Unlike oil or natural gas, gold is not consumed but stored, meaning traditional supply-demand models are inadequate. Instead, the market clears through changes in ownership.
“Conviction flows – the directional force – explain 70% of monthly gold price moves,” Goldman Sachs strategist Lina Thomas said in a note.
These conviction buyers include exchange-traded funds (ETFs), speculators, and, most importantly, central banks. Goldman groups them together because their flows have a similar price impact, even if the underlying motives differ.
ETFs, for instance, are highly rate-sensitive and respond gradually to Fed policy shifts, while central banks buy for financial or geopolitical reasons.
Goldman’s strategists estimate that “100 tonnes of net purchases by conviction holders – central banks, speculators, and ETFs – corresponds to a 1.7% rise in the gold price.” Opportunistic buyers, such as households in emerging markets, play a supporting role by cushioning moves, but they do not drive the trend.

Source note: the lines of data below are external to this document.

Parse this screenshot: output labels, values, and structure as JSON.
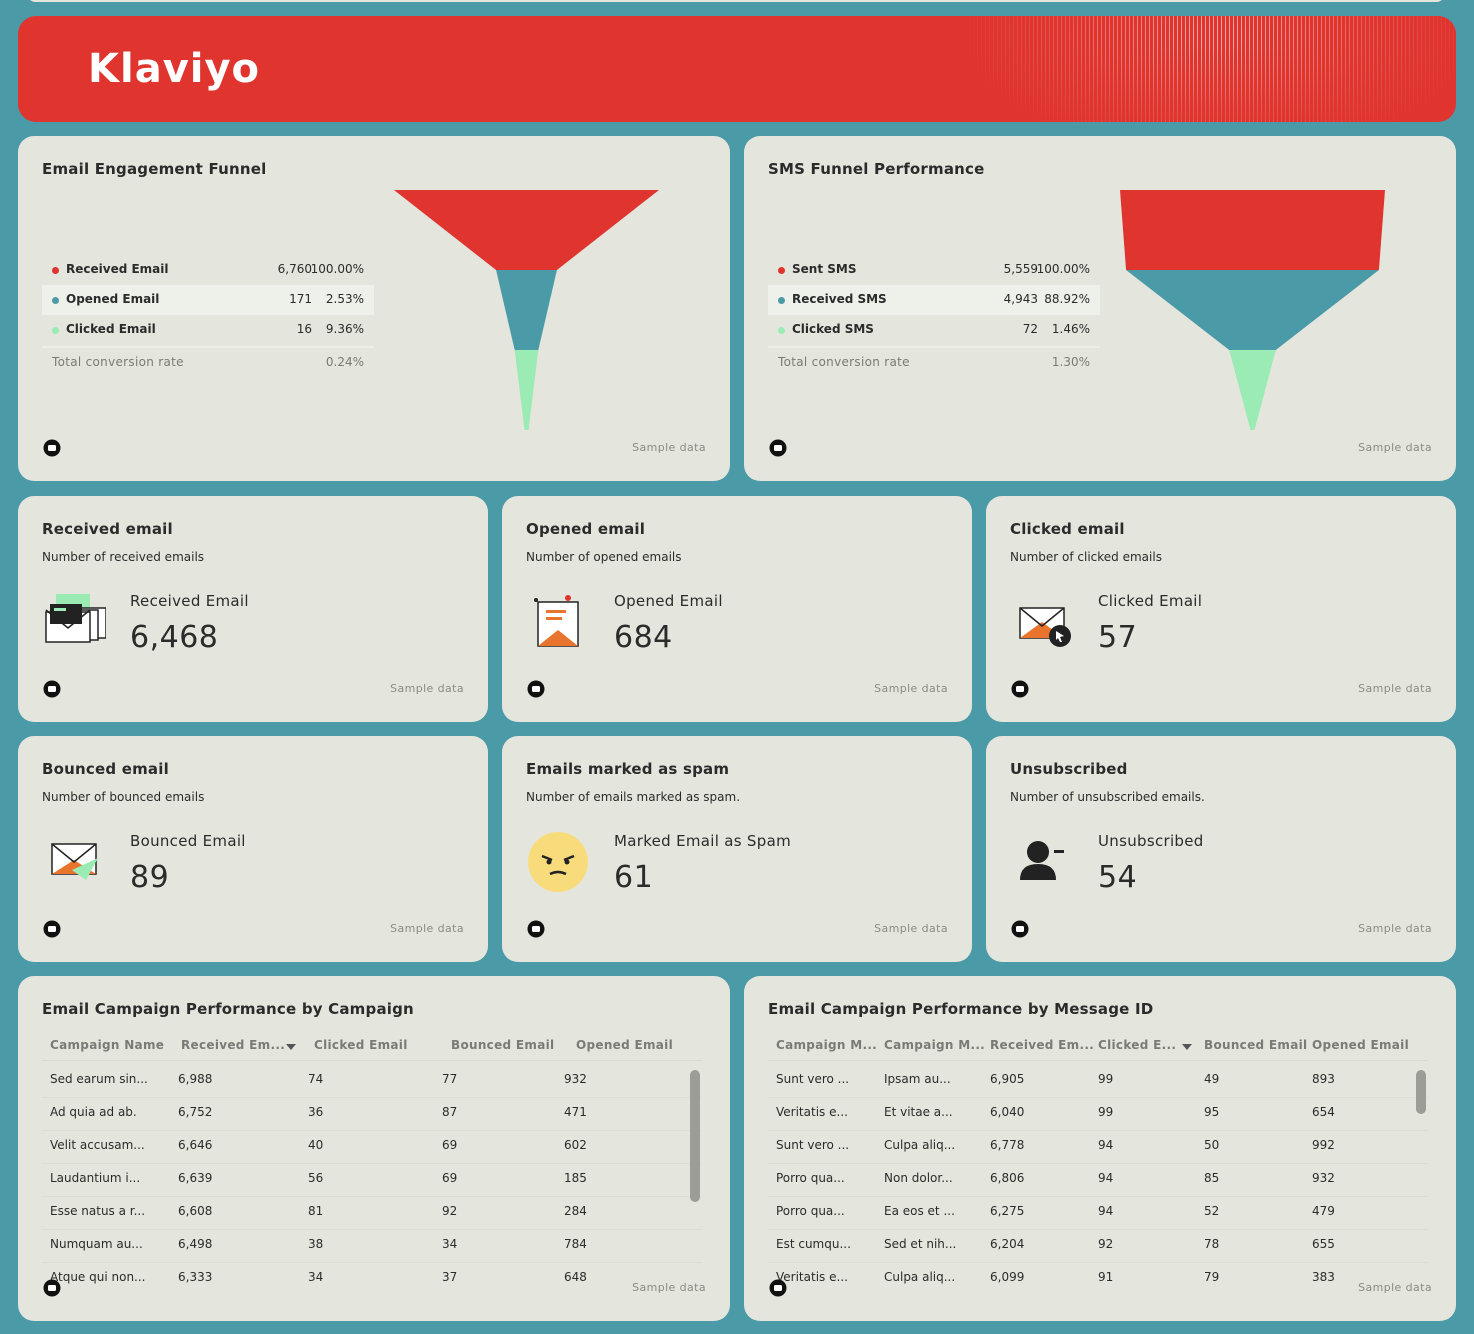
{
  "header": {
    "brand": "Klaviyo"
  },
  "funnels": [
    {
      "title": "Email Engagement Funnel",
      "stages": [
        {
          "name": "Received Email",
          "color": "#e0342f",
          "value": 6760,
          "value_label": "6,760",
          "share": "100.00%"
        },
        {
          "name": "Opened Email",
          "color": "#4a9aa8",
          "value": 171,
          "value_label": "171",
          "share": "2.53%"
        },
        {
          "name": "Clicked Email",
          "color": "#9aebb4",
          "value": 16,
          "value_label": "16",
          "share": "9.36%"
        }
      ],
      "total_label": "Total conversion rate",
      "total": "0.24%",
      "footer": "Sample data"
    },
    {
      "title": "SMS Funnel Performance",
      "stages": [
        {
          "name": "Sent SMS",
          "color": "#e0342f",
          "value": 5559,
          "value_label": "5,559",
          "share": "100.00%"
        },
        {
          "name": "Received SMS",
          "color": "#4a9aa8",
          "value": 4943,
          "value_label": "4,943",
          "share": "88.92%"
        },
        {
          "name": "Clicked SMS",
          "color": "#9aebb4",
          "value": 72,
          "value_label": "72",
          "share": "1.46%"
        }
      ],
      "total_label": "Total conversion rate",
      "total": "1.30%",
      "footer": "Sample data"
    }
  ],
  "kpis": [
    {
      "title": "Received email",
      "subtitle": "Number of received emails",
      "label": "Received Email",
      "value": "6,468",
      "footer": "Sample data"
    },
    {
      "title": "Opened email",
      "subtitle": "Number of opened emails",
      "label": "Opened Email",
      "value": "684",
      "footer": "Sample data"
    },
    {
      "title": "Clicked email",
      "subtitle": "Number of clicked emails",
      "label": "Clicked Email",
      "value": "57",
      "footer": "Sample data"
    },
    {
      "title": "Bounced email",
      "subtitle": "Number of bounced emails",
      "label": "Bounced Email",
      "value": "89",
      "footer": "Sample data"
    },
    {
      "title": "Emails marked as spam",
      "subtitle": "Number of emails marked as spam.",
      "label": "Marked Email as Spam",
      "value": "61",
      "footer": "Sample data"
    },
    {
      "title": "Unsubscribed",
      "subtitle": "Number of unsubscribed emails.",
      "label": "Unsubscribed",
      "value": "54",
      "footer": "Sample data"
    }
  ],
  "tables": [
    {
      "title": "Email Campaign Performance by Campaign",
      "sort_column": 1,
      "columns": [
        "Campaign Name",
        "Received Em...",
        "Clicked Email",
        "Bounced Email",
        "Opened Email"
      ],
      "rows": [
        [
          "Sed earum sin...",
          "6,988",
          "74",
          "77",
          "932"
        ],
        [
          "Ad quia ad ab.",
          "6,752",
          "36",
          "87",
          "471"
        ],
        [
          "Velit accusam...",
          "6,646",
          "40",
          "69",
          "602"
        ],
        [
          "Laudantium i...",
          "6,639",
          "56",
          "69",
          "185"
        ],
        [
          "Esse natus a r...",
          "6,608",
          "81",
          "92",
          "284"
        ],
        [
          "Numquam au...",
          "6,498",
          "38",
          "34",
          "784"
        ],
        [
          "Atque qui non...",
          "6,333",
          "34",
          "37",
          "648"
        ]
      ],
      "footer": "Sample data"
    },
    {
      "title": "Email Campaign Performance by Message ID",
      "sort_column": 3,
      "columns": [
        "Campaign M...",
        "Campaign M...",
        "Received Em...",
        "Clicked E...",
        "Bounced Email",
        "Opened Email"
      ],
      "rows": [
        [
          "Sunt vero ...",
          "Ipsam au...",
          "6,905",
          "99",
          "49",
          "893"
        ],
        [
          "Veritatis e...",
          "Et vitae a...",
          "6,040",
          "99",
          "95",
          "654"
        ],
        [
          "Sunt vero ...",
          "Culpa aliq...",
          "6,778",
          "94",
          "50",
          "992"
        ],
        [
          "Porro qua...",
          "Non dolor...",
          "6,806",
          "94",
          "85",
          "932"
        ],
        [
          "Porro qua...",
          "Ea eos et ...",
          "6,275",
          "94",
          "52",
          "479"
        ],
        [
          "Est cumqu...",
          "Sed et nih...",
          "6,204",
          "92",
          "78",
          "655"
        ],
        [
          "Veritatis e...",
          "Culpa aliq...",
          "6,099",
          "91",
          "79",
          "383"
        ]
      ],
      "footer": "Sample data"
    }
  ]
}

This helps explain why central bank buying often moves gold by more than investors might expect. Unlike other commodities, higher prices do not automatically trigger more supply or curb demand.
Mine output is stable and price inelastic, while emerging-market households rarely sell, keeping most of their gold locked away.
That means when conviction buyers step in, prices can run far. Thomas emphasizes that “price moves are driven by one ratio: net conviction purchases/mining supply.” With mine production steady, even modest swings in conviction flows account for nearly all month-to-month variation in gold prices.
Recent history underlines the point. Central banks shifted from being net sellers to net buyers after the global financial crisis, and purchases accelerated sharply following the 2022 freezing of Russia’s reserves.
“Emerging market (EM) central banks responded by buying gold as the one reserve asset that cannot be frozen if held domestically,” Thomas notes.
This fivefold surge in official demand reset the relationship between interest rates and gold prices, as ETF outflows were more than offset by sovereign accumulation.
The report also highlights that central bank demand moves in long cycles, driven by financial or geopolitical concerns.
Net buying tends to rise when confidence in the reserve system wanes, such as during sanctions or fiscal sustainability worries. When trust is restored, the urgency fades and flows slow.
In practical terms, price direction in gold is set by conviction flows relative to limited new mine supply. That is why even modest shifts in central bank buying can have disproportionately large effects on gold.